I understand how journalists have this bee in their bonnets about being "objective" and "balanced" and not making judgments, but sometimes their linguistic attempts to be impartial actually have the opposite effect.
While I was driving today, I heard the BBC news talk more than once about Hamas, which Israel considers a terrorist organization (or some words very close to that). Now, look: Hamas IS a terrorist organization. They not only admit to many suicide bombings of buses, restaurants, and other purely civilian targets, they take pride in them.

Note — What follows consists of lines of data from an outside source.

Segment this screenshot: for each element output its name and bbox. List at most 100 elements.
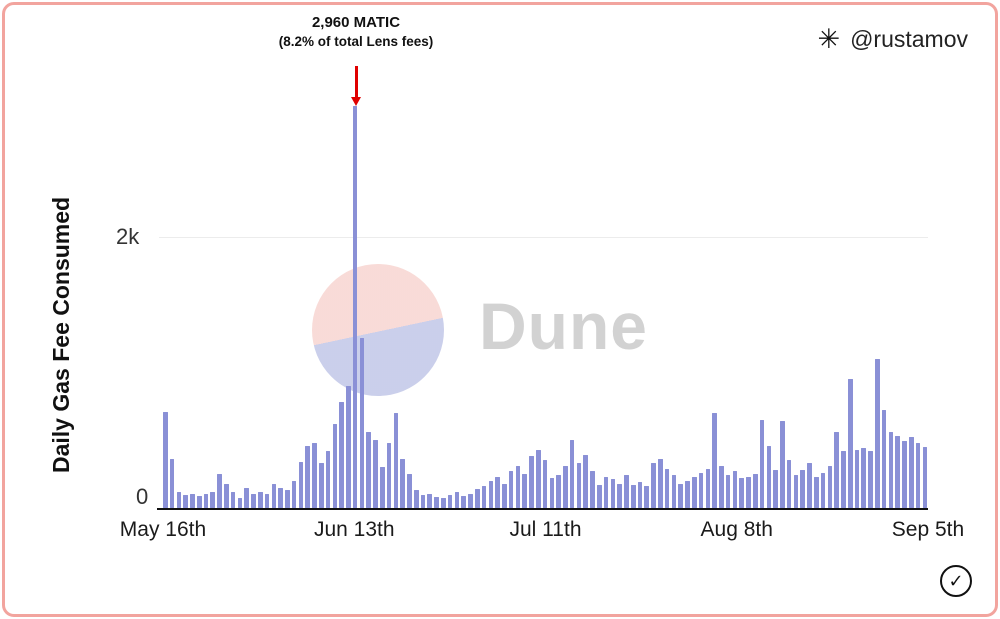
bar[interactable] bbox=[420, 495, 426, 508]
bar[interactable] bbox=[752, 474, 758, 508]
bar[interactable] bbox=[474, 489, 480, 508]
bar[interactable] bbox=[257, 492, 263, 508]
bar[interactable] bbox=[264, 493, 270, 508]
bar[interactable] bbox=[447, 495, 453, 508]
bar[interactable] bbox=[630, 484, 636, 508]
bar[interactable] bbox=[271, 483, 277, 508]
bar[interactable] bbox=[332, 423, 338, 508]
bar[interactable] bbox=[407, 474, 412, 508]
bar[interactable] bbox=[542, 460, 548, 508]
bar[interactable] bbox=[468, 494, 473, 508]
bar[interactable] bbox=[705, 468, 711, 508]
bar[interactable] bbox=[515, 465, 521, 508]
bar[interactable] bbox=[746, 476, 751, 508]
bar[interactable] bbox=[346, 385, 351, 508]
bar[interactable] bbox=[664, 468, 670, 508]
bar[interactable] bbox=[373, 440, 378, 508]
bar[interactable] bbox=[461, 495, 466, 508]
bar[interactable] bbox=[163, 411, 168, 508]
bar[interactable] bbox=[352, 106, 358, 508]
bar[interactable] bbox=[508, 471, 514, 508]
bar[interactable] bbox=[291, 480, 297, 508]
bar[interactable] bbox=[305, 445, 310, 508]
bar[interactable] bbox=[820, 472, 826, 508]
bar[interactable] bbox=[814, 476, 819, 508]
bar[interactable] bbox=[922, 446, 928, 508]
bar[interactable] bbox=[434, 497, 439, 508]
bar[interactable] bbox=[800, 469, 806, 508]
bar[interactable] bbox=[719, 465, 724, 508]
bar[interactable] bbox=[380, 467, 385, 508]
bar[interactable] bbox=[773, 469, 778, 508]
bar[interactable] bbox=[278, 487, 283, 508]
bar[interactable] bbox=[285, 490, 290, 508]
bar[interactable] bbox=[908, 437, 914, 508]
bar[interactable] bbox=[312, 442, 317, 508]
bar[interactable] bbox=[834, 431, 839, 508]
bar[interactable] bbox=[366, 431, 372, 508]
bar[interactable] bbox=[603, 476, 609, 508]
bar[interactable] bbox=[915, 442, 921, 508]
bar[interactable] bbox=[854, 449, 860, 508]
bar[interactable] bbox=[712, 412, 717, 508]
bar[interactable] bbox=[841, 450, 846, 508]
bar[interactable] bbox=[169, 459, 175, 508]
bar[interactable] bbox=[556, 475, 561, 508]
bar[interactable] bbox=[786, 460, 792, 508]
bar[interactable] bbox=[766, 445, 772, 508]
bar[interactable] bbox=[678, 483, 683, 508]
bar[interactable] bbox=[251, 493, 256, 508]
bar[interactable] bbox=[847, 378, 853, 508]
bar[interactable] bbox=[691, 476, 697, 508]
bar[interactable] bbox=[868, 450, 873, 508]
bar[interactable] bbox=[359, 338, 365, 508]
bar[interactable] bbox=[576, 463, 582, 508]
bar[interactable] bbox=[441, 497, 446, 508]
bar[interactable] bbox=[698, 472, 704, 508]
bar[interactable] bbox=[488, 480, 494, 508]
bar[interactable] bbox=[224, 483, 229, 508]
bar[interactable] bbox=[827, 465, 833, 508]
bar[interactable] bbox=[237, 497, 243, 508]
bar[interactable] bbox=[318, 463, 324, 508]
bar[interactable] bbox=[190, 493, 195, 508]
bar[interactable] bbox=[413, 490, 419, 508]
bar[interactable] bbox=[725, 475, 731, 508]
bar[interactable] bbox=[617, 483, 622, 508]
bar[interactable] bbox=[176, 492, 182, 508]
bar[interactable] bbox=[563, 465, 568, 508]
bar[interactable] bbox=[535, 449, 541, 508]
bar[interactable] bbox=[793, 475, 799, 508]
bar[interactable] bbox=[902, 441, 907, 508]
bar[interactable] bbox=[597, 484, 602, 508]
bar[interactable] bbox=[386, 442, 392, 508]
bar[interactable] bbox=[400, 459, 405, 508]
bar[interactable] bbox=[895, 436, 900, 508]
bar[interactable] bbox=[196, 496, 202, 508]
bar[interactable] bbox=[637, 482, 643, 508]
bar[interactable] bbox=[881, 410, 887, 508]
bar[interactable] bbox=[644, 486, 650, 508]
bar[interactable] bbox=[217, 474, 222, 508]
bar[interactable] bbox=[732, 471, 738, 508]
bar[interactable] bbox=[888, 431, 894, 508]
bar[interactable] bbox=[875, 358, 880, 508]
bar[interactable] bbox=[624, 475, 629, 508]
bar[interactable] bbox=[583, 455, 589, 508]
bar[interactable] bbox=[495, 476, 500, 508]
bar[interactable] bbox=[325, 450, 331, 508]
bar[interactable] bbox=[502, 483, 507, 508]
bar[interactable] bbox=[529, 456, 534, 508]
bar[interactable] bbox=[658, 459, 663, 508]
bar[interactable] bbox=[685, 480, 690, 508]
bar[interactable] bbox=[427, 493, 433, 508]
bar[interactable] bbox=[807, 463, 812, 508]
bar[interactable] bbox=[230, 491, 236, 508]
bar[interactable] bbox=[861, 448, 867, 508]
bar[interactable] bbox=[739, 478, 744, 508]
bar[interactable] bbox=[671, 475, 677, 508]
bar[interactable] bbox=[481, 486, 487, 508]
bar[interactable] bbox=[549, 478, 555, 508]
bar[interactable] bbox=[590, 471, 595, 508]
bar[interactable] bbox=[203, 494, 209, 508]
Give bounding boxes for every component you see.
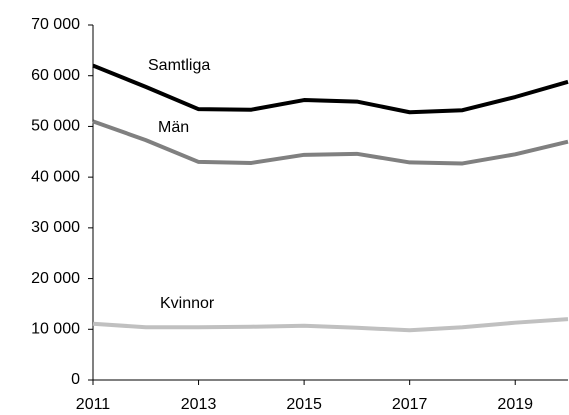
y-tick-label: 60 000 bbox=[31, 67, 80, 84]
y-tick-label: 40 000 bbox=[31, 168, 80, 185]
series-line bbox=[92, 63, 569, 115]
x-tick-label: 2011 bbox=[76, 396, 111, 413]
y-tick-label: 70 000 bbox=[31, 16, 80, 33]
series-label: Kvinnor bbox=[160, 295, 215, 312]
series-line bbox=[92, 119, 569, 166]
x-tick-label: 2015 bbox=[286, 396, 322, 413]
y-tick-label: 20 000 bbox=[31, 270, 80, 287]
series-label: Samtliga bbox=[148, 57, 210, 74]
y-tick-label: 0 bbox=[71, 371, 80, 388]
y-tick-label: 10 000 bbox=[31, 321, 80, 338]
series-line bbox=[92, 317, 569, 333]
y-tick-label: 30 000 bbox=[31, 219, 80, 236]
x-tick-label: 2019 bbox=[497, 396, 533, 413]
series-label: Män bbox=[158, 119, 189, 136]
x-tick-label: 2013 bbox=[181, 396, 217, 413]
y-tick-label: 50 000 bbox=[31, 118, 80, 135]
x-tick-label: 2017 bbox=[392, 396, 428, 413]
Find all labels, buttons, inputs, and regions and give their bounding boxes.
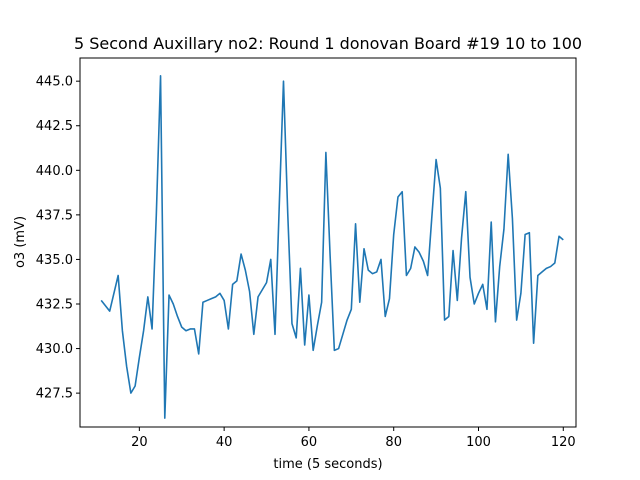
series-line-0	[100, 75, 564, 419]
x-tick-label: 120	[551, 435, 576, 450]
x-tick-label: 60	[301, 435, 318, 450]
y-tick-label: 427.5	[36, 387, 73, 402]
chart-title: 5 Second Auxillary no2: Round 1 donovan …	[74, 34, 582, 53]
y-tick-label: 430.0	[36, 342, 73, 357]
y-axis-label: o3 (mV)	[13, 216, 28, 268]
y-tick-label: 442.5	[36, 119, 73, 134]
axes-frame	[79, 57, 577, 428]
y-tick-label: 437.5	[36, 208, 73, 223]
y-tick-label: 445.0	[36, 75, 73, 90]
x-tick-label: 100	[466, 435, 491, 450]
y-tick-label: 432.5	[36, 298, 73, 313]
x-tick-label: 20	[131, 435, 148, 450]
x-tick-label: 80	[385, 435, 402, 450]
x-axis-label: time (5 seconds)	[273, 457, 382, 472]
y-axis: 427.5 430.0 432.5 435.0 437.5 440.0 442.5 445.0	[36, 75, 80, 402]
plot-area	[100, 75, 564, 419]
y-tick-label: 435.0	[36, 253, 73, 268]
x-axis: 20 40 60 80 100 120	[131, 427, 576, 450]
x-tick-label: 40	[216, 435, 233, 450]
y-tick-label: 440.0	[36, 164, 73, 179]
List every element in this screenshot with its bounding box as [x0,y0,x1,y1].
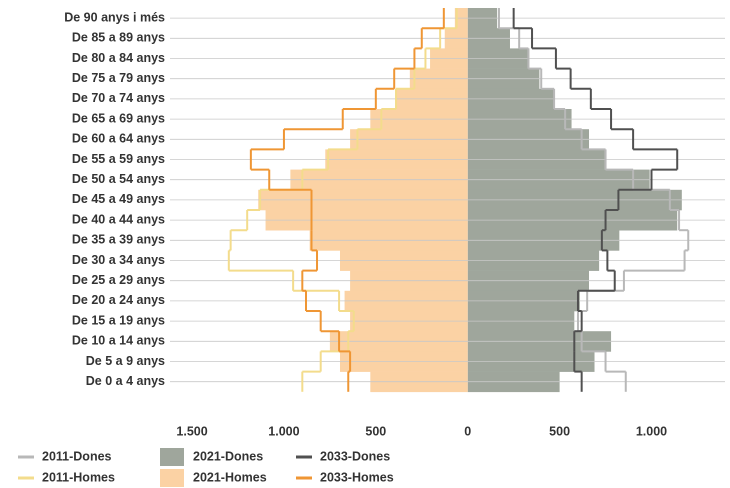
legend-swatch [160,469,184,487]
y-tick-label: De 50 a 54 anys [72,172,165,186]
y-tick-label: De 90 anys i més [64,10,165,24]
y-tick-label: De 35 a 39 anys [72,233,165,247]
y-tick-label: De 5 a 9 anys [86,354,165,368]
x-tick-label: 500 [549,424,570,438]
y-tick-label: De 65 a 69 anys [72,111,165,125]
legend-swatch [160,448,184,466]
legend-label: 2021-Homes [193,470,267,484]
y-tick-label: De 45 a 49 anys [72,192,165,206]
x-tick-label: 1.500 [176,424,207,438]
x-tick-label: 1.000 [636,424,667,438]
x-tick-label: 0 [464,424,471,438]
x-tick-label: 1.000 [268,424,299,438]
legend-label: 2033-Dones [320,449,390,463]
y-tick-label: De 80 a 84 anys [72,51,165,65]
y-tick-label: De 15 a 19 anys [72,313,165,327]
y-tick-label: De 60 a 64 anys [72,132,165,146]
y-tick-label: De 85 a 89 anys [72,31,165,45]
y-tick-label: De 40 a 44 anys [72,212,165,226]
y-tick-label: De 20 a 24 anys [72,293,165,307]
legend-label: 2011-Homes [42,470,115,484]
y-tick-label: De 30 a 34 anys [72,253,165,267]
legend-label: 2011-Dones [42,449,112,463]
legend-label: 2033-Homes [320,470,394,484]
legend-label: 2021-Dones [193,449,263,463]
y-tick-label: De 10 a 14 anys [72,334,165,348]
y-tick-label: De 25 a 29 anys [72,273,165,287]
y-tick-label: De 55 a 59 anys [72,152,165,166]
x-tick-label: 500 [365,424,386,438]
y-tick-label: De 75 a 79 anys [72,71,165,85]
y-tick-label: De 0 a 4 anys [86,374,165,388]
y-tick-label: De 70 a 74 anys [72,91,165,105]
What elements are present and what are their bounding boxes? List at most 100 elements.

When you misapply your desire to be seen as fair by qualifying Hamas' terrorist status as just Israel's opinion, you sound much more biased, not to mention less factually accurate, than if you said the terrorist organization Hamas . Perhaps that's not a lawyerly interpretation of things -- it is certainly true that Israel considers Hamas a terrorist organization -- but to a normal person, going out of your way to specify that it's Israel's opinion implies that you think it would be inappropriate to say that it was a fact; and if a news organization is reluctant to say that something is a fact, that should mean that they have doubts as to whether it is a fact.
I have great respect for the BBC, but my respect for them isn't infinite, and it is diminished when they insist on giving those who take public pride in their villainy the benefit of the doubt that should be reserved for cases where the facts are actually in doubt. I don't think they are actually trying to be sympathetic to Hamas -- but it sure sounds like it.